Based on the results of this scan, the company decides on 3 cleanup phases with the first phase targeting the files with the most sensitive data (social security numbers and credit card numbers).
Stage 3 – Full Scan
For each cleanup phase, the company runs Stage 3 – full scan – to get the complete list of files to address, and uses BigID’s access intelligence and remediation apps to implement the end-to-end correction and auditing workflow, which involves the removal or the editing of each file to restrict its permissions and remove the unnecessary sensitive information in them as needed.
After all cleanup phases are complete and all known problematic files are fixed, the company moves to the steady-state Stage 4 – maintenance.
Stage 4 – Maintenance
Once a month a scheduled sample scan rescans all unstructured data sources to identify new or changed files that have permission issues and that are open too wide.

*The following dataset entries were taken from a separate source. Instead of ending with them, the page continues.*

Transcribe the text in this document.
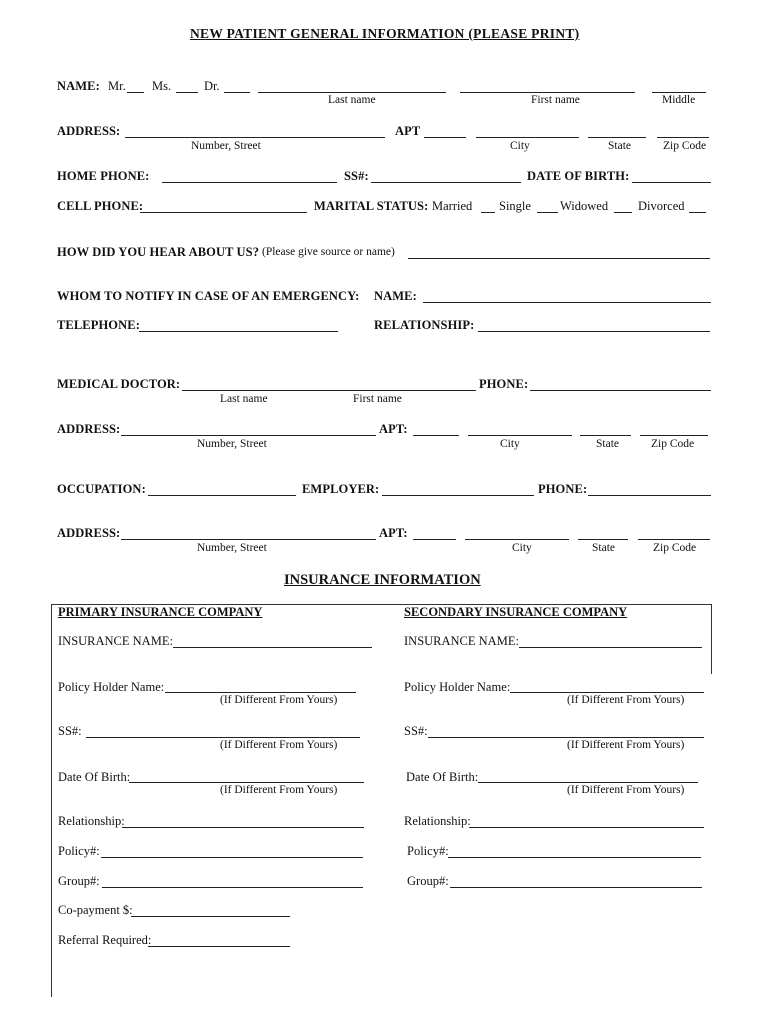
NEW PATIENT GENERAL INFORMATION (PLEASE PRINT)
NAME: Mr. Ms.	Dr.
Last name	First name	Middle
ADDRESS:	APT
Number, Street	City	State	Zip Code
HOME PHONE:	SS#:	DATE OF BIRTH:
CELL PHONE:	MARITAL STATUS: Married Single Widowed Divorced
HOW DID YOU HEAR ABOUT US? (Please give source or name)
WHOM TO NOTIFY IN CASE OF AN EMERGENCY: NAME:
TELEPHONE:	RELATIONSHIP:
MEDICAL DOCTOR:	PHONE:
Last name	First name
ADDRESS:	APT:
Number, Street	City	State	Zip Code
OCCUPATION:	EMPLOYER:	PHONE:
ADDRESS:	APT:
Number, Street	City	State	Zip Code
INSURANCE INFORMATION
PRIMARY INSURANCE COMPANY
INSURANCE NAME:
Policy Holder Name:
(If Different From Yours)
SS#:
(If Different From Yours)
Date Of Birth:
(If Different From Yours)
Relationship:
Policy#:
Group#:
Co-payment $:
Referral Required:
SECONDARY INSURANCE COMPANY
INSURANCE NAME:
Policy Holder Name:
(If Different From Yours)
SS#:
(If Different From Yours)
Date Of Birth:
(If Different From Yours)
Relationship:
Policy#:
Group#:
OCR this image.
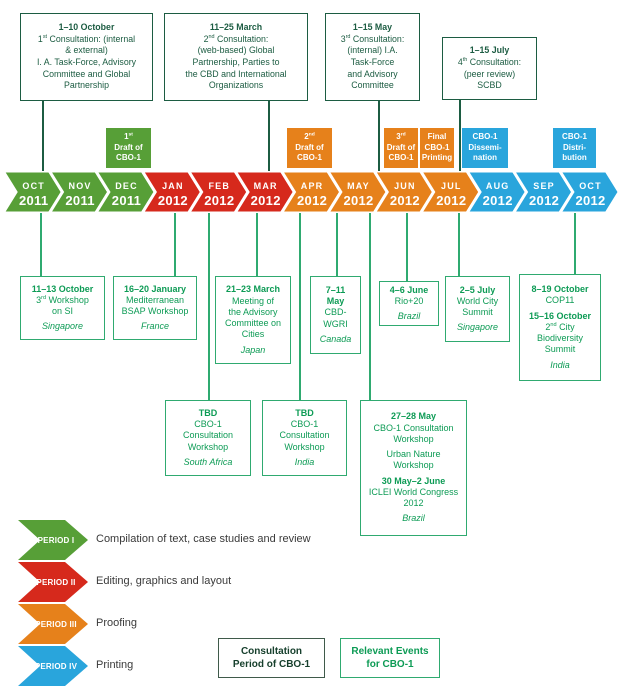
1–10 October
1st Consultation: (internal
& external)
I. A. Task-Force, Advisory
Committee and Global
Partnership
11–25 March
2nd Consultation:
(web-based) Global
Partnership, Parties to
the CBD and International
Organizations
1–15 May
3rd Consultation:
(internal) I.A.
Task-Force
and Advisory
Committee
1–15 July
4th Consultation:
(peer review)
SCBD
1st
Draft of
CBO-1
2nd
Draft of
CBO-1
3rd
Draft of
CBO-1
Final
CBO-1
Printing
CBO-1
Dissemi-
nation
CBO-1
Distri-
bution
OCT
2011
NOV
2011
DEC
2011
JAN
2012
FEB
2012
MAR
2012
APR
2012
MAY
2012
JUN
2012
JUL
2012
AUG
2012
SEP
2012
OCT
2012
11–13 October
3rd Workshop
on SI
Singapore
16–20 January
Mediterranean
BSAP Workshop
France
21–23 March
Meeting of
the Advisory
Committee on
Cities
Japan
7–11
May
CBD-
WGRI
Canada
4–6 June
Rio+20
Brazil
2–5 July
World City
Summit
Singapore
8–19 October
COP11
15–16 October
2nd City
Biodiversity
Summit
India
TBD
CBO-1
Consultation
Workshop
South Africa
TBD
CBO-1
Consultation
Workshop
India
27–28 May
CBO-1 Consultation
Workshop
Urban Nature
Workshop
30 May–2 June
ICLEI World Congress
2012
Brazil
PERIOD I Compilation of text, case studies and review
PERIOD II Editing, graphics and layout
PERIOD III Proofing
PERIOD IV Printing
Consultation
Period of CBO-1
Relevant Events
for CBO-1
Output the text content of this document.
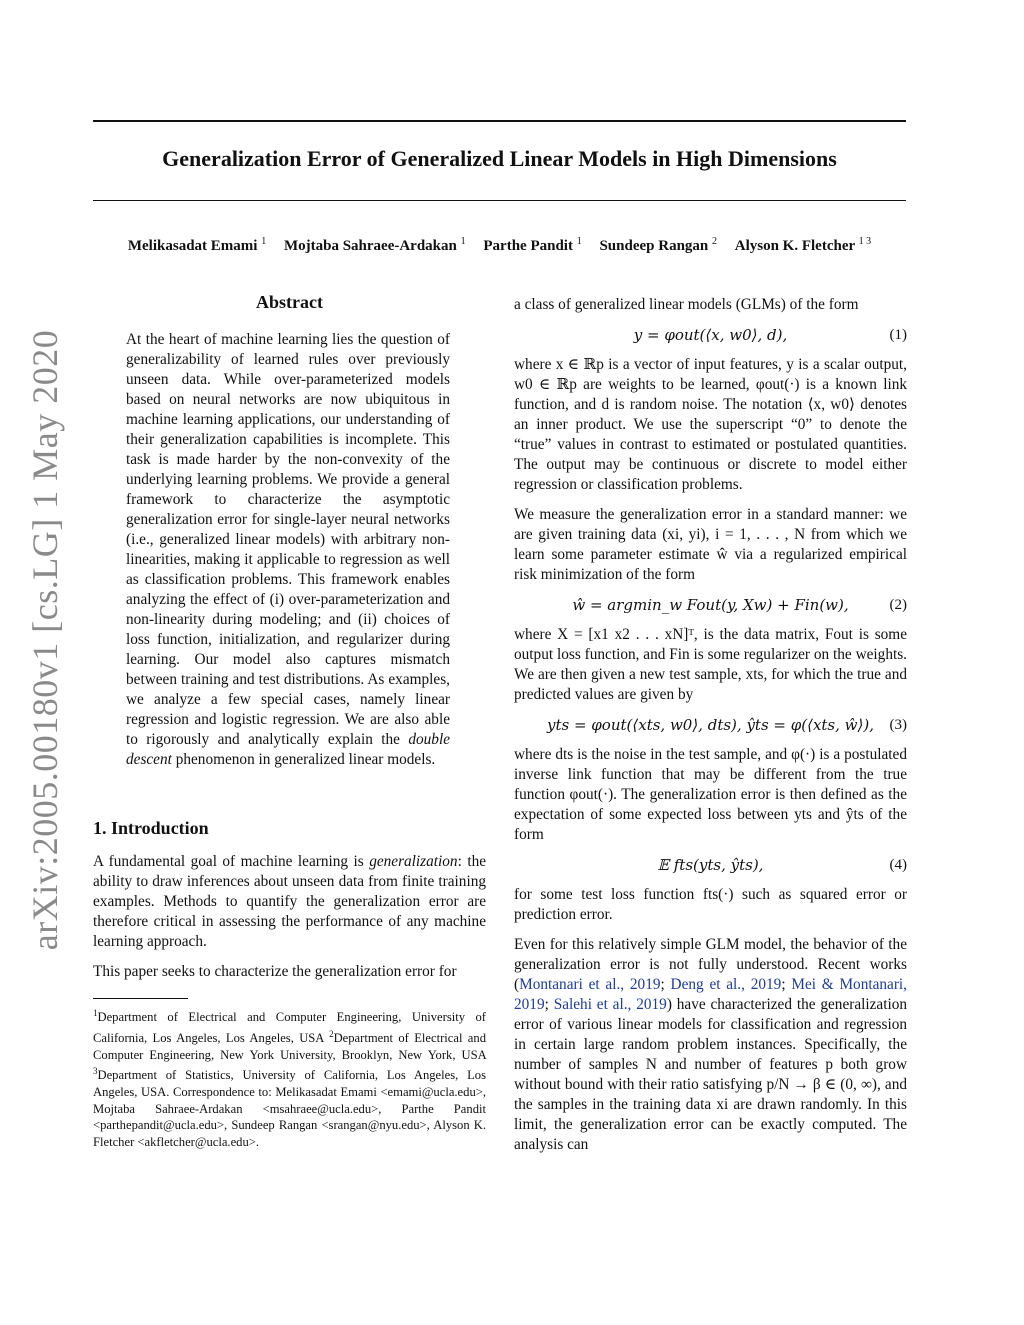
arXiv:2005.00180v1 [cs.LG] 1 May 2020
Generalization Error of Generalized Linear Models in High Dimensions
Melikasadat Emami $^1$ Mojtaba Sahraee-Ardakan $^1$ Parthe Pandit $^1$ Sundeep Rangan $^2$ Alyson K. Fletcher $^{1 3}$
Abstract

At the heart of machine learning lies the question of generalizability of learned rules over previously unseen data. While over-parameterized models based on neural networks are now ubiquitous in machine learning applications, our understanding of their generalization capabilities is incomplete. This task is made harder by the non-convexity of the underlying learning problems. We provide a general framework to characterize the asymptotic generalization error for single-layer neural networks (i.e., generalized linear models) with arbitrary non-linearities, making it applicable to regression as well as classification problems. This framework enables analyzing the effect of (i) over-parameterization and non-linearity during modeling; and (ii) choices of loss function, initialization, and regularizer during learning. Our model also captures mismatch between training and test distributions. As examples, we analyze a few special cases, namely linear regression and logistic regression. We are also able to rigorously and analytically explain the double descent phenomenon in generalized linear models.

1. Introduction

A fundamental goal of machine learning is generalization: the ability to draw inferences about unseen data from finite training examples. Methods to quantify the generalization error are therefore critical in assessing the performance of any machine learning approach.

This paper seeks to characterize the generalization error for

$^1$Department of Electrical and Computer Engineering, University of California, Los Angeles, Los Angeles, USA $^2$Department of Electrical and Computer Engineering, New York University, Brooklyn, New York, USA $^3$Department of Statistics, University of California, Los Angeles, Los Angeles, USA. Correspondence to: Melikasadat Emami <emami@ucla.edu>, Mojtaba Sahraee-Ardakan <msahraee@ucla.edu>, Parthe Pandit <parthepandit@ucla.edu>, Sundeep Rangan <srangan@nyu.edu>, Alyson K. Fletcher <akfletcher@ucla.edu>.

a class of generalized linear models (GLMs) of the form

y = φout(⟨x, w0⟩, d),	(1)

where x ∈ ℝp is a vector of input features, y is a scalar output, w0 ∈ ℝp are weights to be learned, φout(·) is a known link function, and d is random noise. The notation ⟨x, w0⟩ denotes an inner product. We use the superscript “0” to denote the “true” values in contrast to estimated or postulated quantities. The output may be continuous or discrete to model either regression or classification problems.

We measure the generalization error in a standard manner: we are given training data (xi, yi), i = 1, . . . , N from which we learn some parameter estimate ŵ via a regularized empirical risk minimization of the form

ŵ = argmin_w Fout(y, Xw) + Fin(w),	(2)

where X = [x1 x2 . . . xN]ᵀ, is the data matrix, Fout is some output loss function, and Fin is some regularizer on the weights. We are then given a new test sample, xts, for which the true and predicted values are given by

yts = φout(⟨xts, w0⟩, dts), ŷts = φ(⟨xts, ŵ⟩), (3)

where dts is the noise in the test sample, and φ(·) is a postulated inverse link function that may be different from the true function φout(·). The generalization error is then defined as the expectation of some expected loss between yts and ŷts of the form

𝔼 fts(yts, ŷts),	(4)

for some test loss function fts(·) such as squared error or prediction error.

Even for this relatively simple GLM model, the behavior of the generalization error is not fully understood. Recent works (Montanari et al., 2019; Deng et al., 2019; Mei & Montanari, 2019; Salehi et al., 2019) have characterized the generalization error of various linear models for classification and regression in certain large random problem instances. Specifically, the number of samples N and number of features p both grow without bound with their ratio satisfying p/N → β ∈ (0, ∞), and the samples in the training data xi are drawn randomly. In this limit, the generalization error can be exactly computed. The analysis can
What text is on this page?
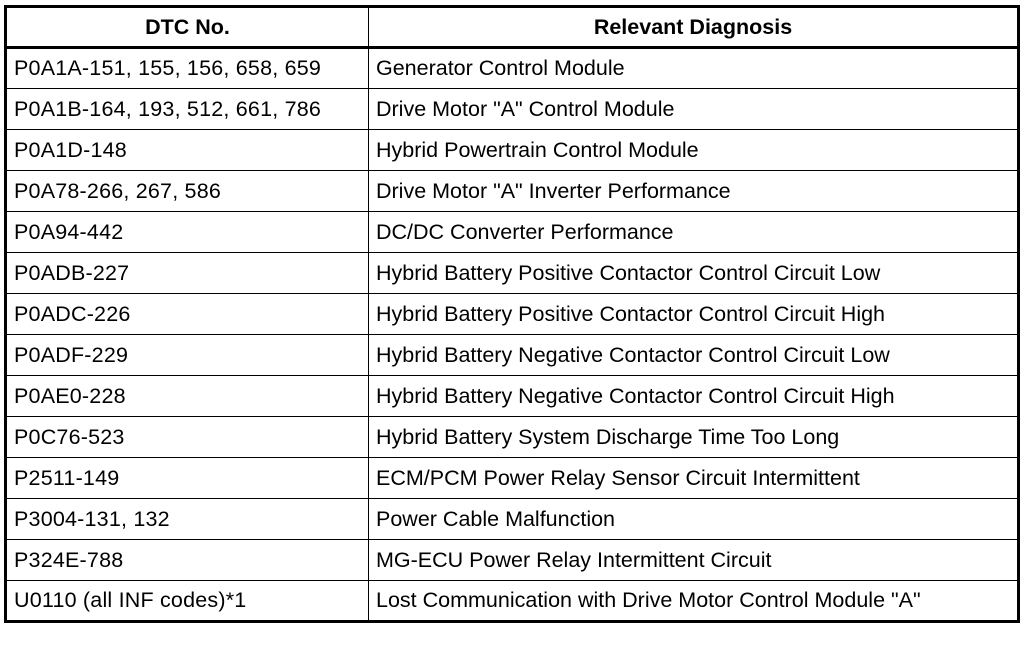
DTC No.	Relevant Diagnosis
P0A1A-151, 155, 156, 658, 659	Generator Control Module
P0A1B-164, 193, 512, 661, 786	Drive Motor "A" Control Module
P0A1D-148	Hybrid Powertrain Control Module
P0A78-266, 267, 586	Drive Motor "A" Inverter Performance
P0A94-442	DC/DC Converter Performance
P0ADB-227	Hybrid Battery Positive Contactor Control Circuit Low
P0ADC-226	Hybrid Battery Positive Contactor Control Circuit High
P0ADF-229	Hybrid Battery Negative Contactor Control Circuit Low
P0AE0-228	Hybrid Battery Negative Contactor Control Circuit High
P0C76-523	Hybrid Battery System Discharge Time Too Long
P2511-149	ECM/PCM Power Relay Sensor Circuit Intermittent
P3004-131, 132	Power Cable Malfunction
P324E-788	MG-ECU Power Relay Intermittent Circuit
U0110 (all INF codes)*1	Lost Communication with Drive Motor Control Module "A"
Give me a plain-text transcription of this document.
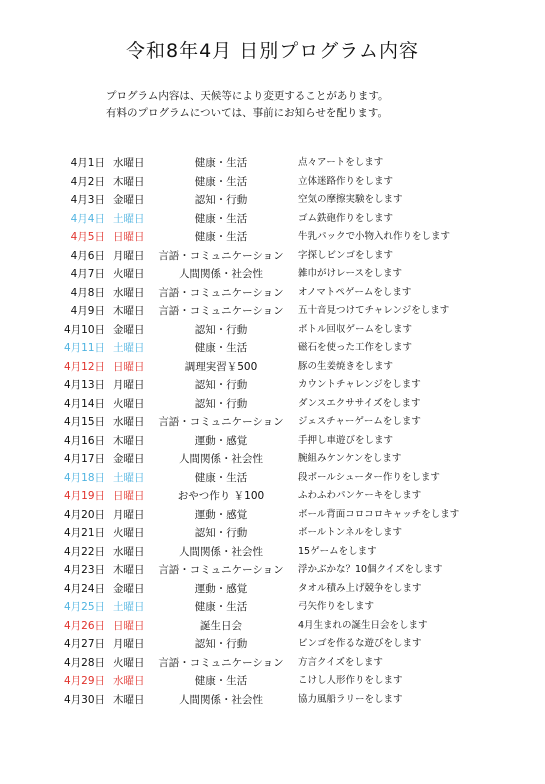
令和8年4月 日別プログラム内容
プログラム内容は、天候等により変更することがあります。
有料のプログラムについては、事前にお知らせを配ります。
4月1日 水曜日	健康・生活	点々アートをします
4月2日 木曜日	健康・生活	立体迷路作りをします
4月3日 金曜日	認知・行動	空気の摩擦実験をします
4月4日 土曜日	健康・生活	ゴム鉄砲作りをします
4月5日 日曜日	健康・生活	牛乳パックで小物入れ作りをします
4月6日 月曜日	言語・コミュニケーション	字探しビンゴをします
4月7日 火曜日	人間関係・社会性	雑巾がけレースをします
4月8日 水曜日	言語・コミュニケーション	オノマトペゲームをします
4月9日 木曜日	言語・コミュニケーション	五十音見つけてチャレンジをします
4月10日 金曜日	認知・行動	ボトル回収ゲームをします
4月11日 土曜日	健康・生活	磁石を使った工作をします
4月12日 日曜日	調理実習￥500	豚の生姜焼きをします
4月13日 月曜日	認知・行動	カウントチャレンジをします
4月14日 火曜日	認知・行動	ダンスエクササイズをします
4月15日 水曜日	言語・コミュニケーション	ジェスチャーゲームをします
4月16日 木曜日	運動・感覚	手押し車遊びをします
4月17日 金曜日	人間関係・社会性	腕組みケンケンをします
4月18日 土曜日	健康・生活	段ボールシューター作りをします
4月19日 日曜日	おやつ作り ￥100	ふわふわパンケーキをします
4月20日 月曜日	運動・感覚	ボール背面コロコロキャッチをします
4月21日 火曜日	認知・行動	ボールトンネルをします
4月22日 水曜日	人間関係・社会性	15ゲームをします
4月23日 木曜日	言語・コミュニケーション	浮かぶかな？10個クイズをします
4月24日 金曜日	運動・感覚	タオル積み上げ競争をします
4月25日 土曜日	健康・生活	弓矢作りをします
4月26日 日曜日	誕生日会	4月生まれの誕生日会をします
4月27日 月曜日	認知・行動	ビンゴを作るな遊びをします
4月28日 火曜日	言語・コミュニケーション	方言クイズをします
4月29日 水曜日	健康・生活	こけし人形作りをします
4月30日 木曜日	人間関係・社会性	協力風船ラリーをします
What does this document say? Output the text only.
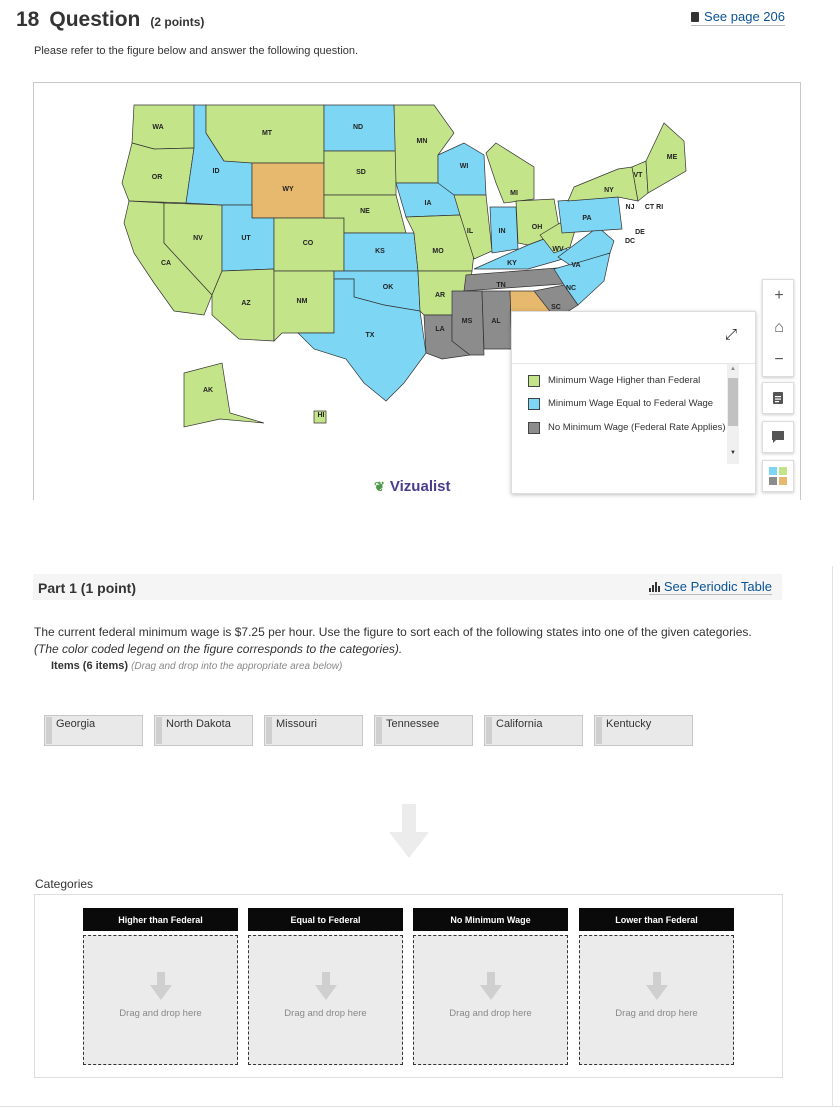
18 Question (2 points)	See page 206
Please refer to the figure below and answer the following question.
WA
OR
CA
NV
ID
MT
WY
UT
AZ
CO
NM
ND
SD
NE
KS
OK
TX
MN
IA
MO
AR
LA
WI
IL
MI
IN
OH
KY
TN
MS	AL
SC
NC
VA
WV
PA
NY
VT
ME
AK
HI
CT RI
NJ
DC
DE
❦ Vizualist
⤢
Minimum Wage Higher than Federal
Minimum Wage Equal to Federal Wage
No Minimum Wage (Federal Rate Applies)
▲
▼
+
⌂
−
Part 1 (1 point)	See Periodic Table
The current federal minimum wage is $7.25 per hour. Use the figure to sort each of the following states into one of the given categories.
(The color coded legend on the figure corresponds to the categories).
Items (6 items) (Drag and drop into the appropriate area below)
Georgia	North Dakota	Missouri	Tennessee	California	Kentucky
Categories
Higher than Federal
Drag and drop here
Equal to Federal
Drag and drop here
No Minimum Wage
Drag and drop here
Lower than Federal
Drag and drop here
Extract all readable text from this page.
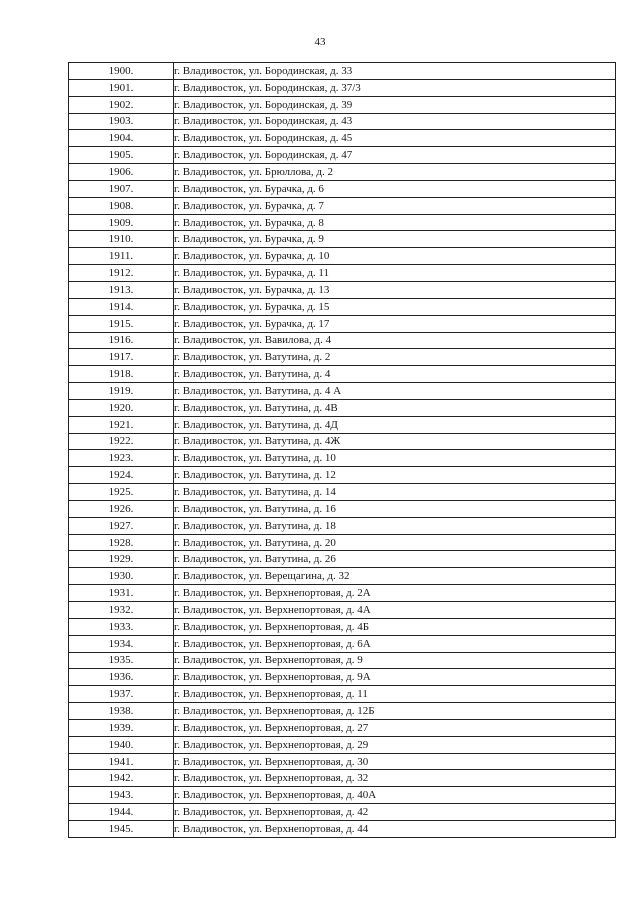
43
1900.	г. Владивосток, ул. Бородинская, д. 33
1901.	г. Владивосток, ул. Бородинская, д. 37/3
1902.	г. Владивосток, ул. Бородинская, д. 39
1903.	г. Владивосток, ул. Бородинская, д. 43
1904.	г. Владивосток, ул. Бородинская, д. 45
1905.	г. Владивосток, ул. Бородинская, д. 47
1906.	г. Владивосток, ул. Брюллова, д. 2
1907.	г. Владивосток, ул. Бурачка, д. 6
1908.	г. Владивосток, ул. Бурачка, д. 7
1909.	г. Владивосток, ул. Бурачка, д. 8
1910.	г. Владивосток, ул. Бурачка, д. 9
1911.	г. Владивосток, ул. Бурачка, д. 10
1912.	г. Владивосток, ул. Бурачка, д. 11
1913.	г. Владивосток, ул. Бурачка, д. 13
1914.	г. Владивосток, ул. Бурачка, д. 15
1915.	г. Владивосток, ул. Бурачка, д. 17
1916.	г. Владивосток, ул. Вавилова, д. 4
1917.	г. Владивосток, ул. Ватутина, д. 2
1918.	г. Владивосток, ул. Ватутина, д. 4
1919.	г. Владивосток, ул. Ватутина, д. 4 А
1920.	г. Владивосток, ул. Ватутина, д. 4В
1921.	г. Владивосток, ул. Ватутина, д. 4Д
1922.	г. Владивосток, ул. Ватутина, д. 4Ж
1923.	г. Владивосток, ул. Ватутина, д. 10
1924.	г. Владивосток, ул. Ватутина, д. 12
1925.	г. Владивосток, ул. Ватутина, д. 14
1926.	г. Владивосток, ул. Ватутина, д. 16
1927.	г. Владивосток, ул. Ватутина, д. 18
1928.	г. Владивосток, ул. Ватутина, д. 20
1929.	г. Владивосток, ул. Ватутина, д. 26
1930.	г. Владивосток, ул. Верещагина, д. 32
1931.	г. Владивосток, ул. Верхнепортовая, д. 2А
1932.	г. Владивосток, ул. Верхнепортовая, д. 4А
1933.	г. Владивосток, ул. Верхнепортовая, д. 4Б
1934.	г. Владивосток, ул. Верхнепортовая, д. 6А
1935.	г. Владивосток, ул. Верхнепортовая, д. 9
1936.	г. Владивосток, ул. Верхнепортовая, д. 9А
1937.	г. Владивосток, ул. Верхнепортовая, д. 11
1938.	г. Владивосток, ул. Верхнепортовая, д. 12Б
1939.	г. Владивосток, ул. Верхнепортовая, д. 27
1940.	г. Владивосток, ул. Верхнепортовая, д. 29
1941.	г. Владивосток, ул. Верхнепортовая, д. 30
1942.	г. Владивосток, ул. Верхнепортовая, д. 32
1943.	г. Владивосток, ул. Верхнепортовая, д. 40А
1944.	г. Владивосток, ул. Верхнепортовая, д. 42
1945.	г. Владивосток, ул. Верхнепортовая, д. 44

Data Scanning Best Practices
Remember that scanning by itself, as important as it is, is still a means, not the goal. Scanning just for the sake of scanning may produce a basic data inventory, but will likely not produce enough value to justify the investment. There is usually little or no value in constant scanning if you are not taking an action on the findings. And remember that your scanning strategy should be determined by your overall data strategy, not the other way around.